Ever wanted to make books a part of your everyday attire? Check out this fun article by Derek Attig!
The Smallest Book in the World (and Other Really Little Books)
It’s been quite a few weeks for little books. First, a collection of thousands of wee readable books got a writeup in the New York Times. And then, more recently, a team at Simon Fraser University entered a creation into the Guinness Book of World Records: the world’s smallest reproduction of a book. Teeny Ted from Turnip Town (ISBN-978-1-894897-17-4—yes, really) measures 0.7×0.10 millimeters and is printed on silicon. Oh, and you need an electron microscope to read it. Talk about an e-reader.
Image from a handout by SFU Public Affairs, reproduced by the Vancouver Sun.
This is undeniably cool, of course. But there are no pages (the whole thing is printed on a single sheet of silicon), and it’s way too small to handle, so you certainly miss out on some of the tactile pleasures of a tiny book.
If we abandon the need for world-record-setting smallness, though, there are some other pretty great little books out there. Here, for example, is a brilliant, disorienting, and very sweet work by artist Todd Pattison:
“Little Library” (2009), by Todd Pattison. Photo from the Guild of Book Workers.
It’s a book. Filled with books. Beyond the unsettling, entrancing charms of infinite regress (Oh god, what if you opened one of the little books and it, too, was filled with books?), this piece is just plain lovely. The variety of books and bindings in the 1-1.5″ book signals the thought and care that went into making this wee little library.
Pattison’s piece is a one-of-a-kind art object, and so not exactly something you can likely own for yourself. If you’re looking for some little books of your own, check out this fantastic necklace, from the Peg and Awl Etsy shop:
Autumnal Library Book Necklace, from Peg and Awl.

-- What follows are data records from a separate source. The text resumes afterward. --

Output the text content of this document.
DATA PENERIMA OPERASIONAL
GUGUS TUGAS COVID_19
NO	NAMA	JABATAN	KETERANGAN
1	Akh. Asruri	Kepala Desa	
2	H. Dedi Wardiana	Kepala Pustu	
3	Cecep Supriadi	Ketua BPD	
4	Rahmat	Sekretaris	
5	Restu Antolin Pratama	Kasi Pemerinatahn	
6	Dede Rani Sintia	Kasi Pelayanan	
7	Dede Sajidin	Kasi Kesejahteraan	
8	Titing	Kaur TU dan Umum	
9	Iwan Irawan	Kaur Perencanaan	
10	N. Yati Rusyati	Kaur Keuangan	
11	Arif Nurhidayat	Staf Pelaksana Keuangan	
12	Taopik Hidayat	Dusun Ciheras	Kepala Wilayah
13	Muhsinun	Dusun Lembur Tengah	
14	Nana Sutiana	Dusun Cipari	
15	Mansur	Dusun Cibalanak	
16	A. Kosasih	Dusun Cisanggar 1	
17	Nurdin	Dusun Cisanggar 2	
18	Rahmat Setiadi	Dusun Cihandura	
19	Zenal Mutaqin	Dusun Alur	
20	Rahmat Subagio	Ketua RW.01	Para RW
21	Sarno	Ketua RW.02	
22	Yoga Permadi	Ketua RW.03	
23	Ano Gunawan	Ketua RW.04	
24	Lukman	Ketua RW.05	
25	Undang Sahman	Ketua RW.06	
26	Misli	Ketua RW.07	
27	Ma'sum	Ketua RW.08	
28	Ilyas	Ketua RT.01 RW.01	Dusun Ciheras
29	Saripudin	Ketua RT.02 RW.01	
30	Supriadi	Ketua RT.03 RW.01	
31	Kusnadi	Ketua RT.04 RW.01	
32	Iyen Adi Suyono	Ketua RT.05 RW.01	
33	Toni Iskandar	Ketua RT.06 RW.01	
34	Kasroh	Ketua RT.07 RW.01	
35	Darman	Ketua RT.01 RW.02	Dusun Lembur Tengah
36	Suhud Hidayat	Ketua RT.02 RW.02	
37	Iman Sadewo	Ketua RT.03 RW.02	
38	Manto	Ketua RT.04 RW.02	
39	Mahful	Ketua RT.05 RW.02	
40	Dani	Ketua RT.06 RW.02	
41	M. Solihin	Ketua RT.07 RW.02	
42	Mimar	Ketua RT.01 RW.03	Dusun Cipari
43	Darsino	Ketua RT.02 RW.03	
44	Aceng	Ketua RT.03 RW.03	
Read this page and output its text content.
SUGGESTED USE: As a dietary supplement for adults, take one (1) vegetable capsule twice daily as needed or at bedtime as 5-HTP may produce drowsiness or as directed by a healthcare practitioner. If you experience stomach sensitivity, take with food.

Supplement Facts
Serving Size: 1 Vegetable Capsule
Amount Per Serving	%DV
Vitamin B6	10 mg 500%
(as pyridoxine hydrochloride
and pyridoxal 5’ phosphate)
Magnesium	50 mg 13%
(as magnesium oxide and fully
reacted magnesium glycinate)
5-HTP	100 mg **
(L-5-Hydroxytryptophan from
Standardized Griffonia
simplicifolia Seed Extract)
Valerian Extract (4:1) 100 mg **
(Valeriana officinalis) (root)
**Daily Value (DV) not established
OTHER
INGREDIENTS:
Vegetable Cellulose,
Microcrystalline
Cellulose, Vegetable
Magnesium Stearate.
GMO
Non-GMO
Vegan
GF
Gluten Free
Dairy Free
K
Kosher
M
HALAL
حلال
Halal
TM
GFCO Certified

I’ve seen this one in real life, and it’s even more gorgeous that it looks here. The little books hang like leaves on a branch, held in place by delicate, crisscrossing chains. The pages don’t have words on them, alas, but they bring to mind the wild piles of books the wearer probably has at home. And it looks pretty amazing–both similar to and very different from Pattison’s orderly little library.
If you’d rather not spend almost $400 on a book necklace, there are cheaper (if not quite as glorious) options for owning your very own tiny book. No electron microscope required. Check out the Little Literature shop’s Dr Seuss bracelet:
Dr. Seuss Book Bracelet, from Little Literature.
Alternately, of course, we could all pitch in to buy a focused ion beam system and a scanning electron microscope then go to town on some silicon. Yes. Let’s do that.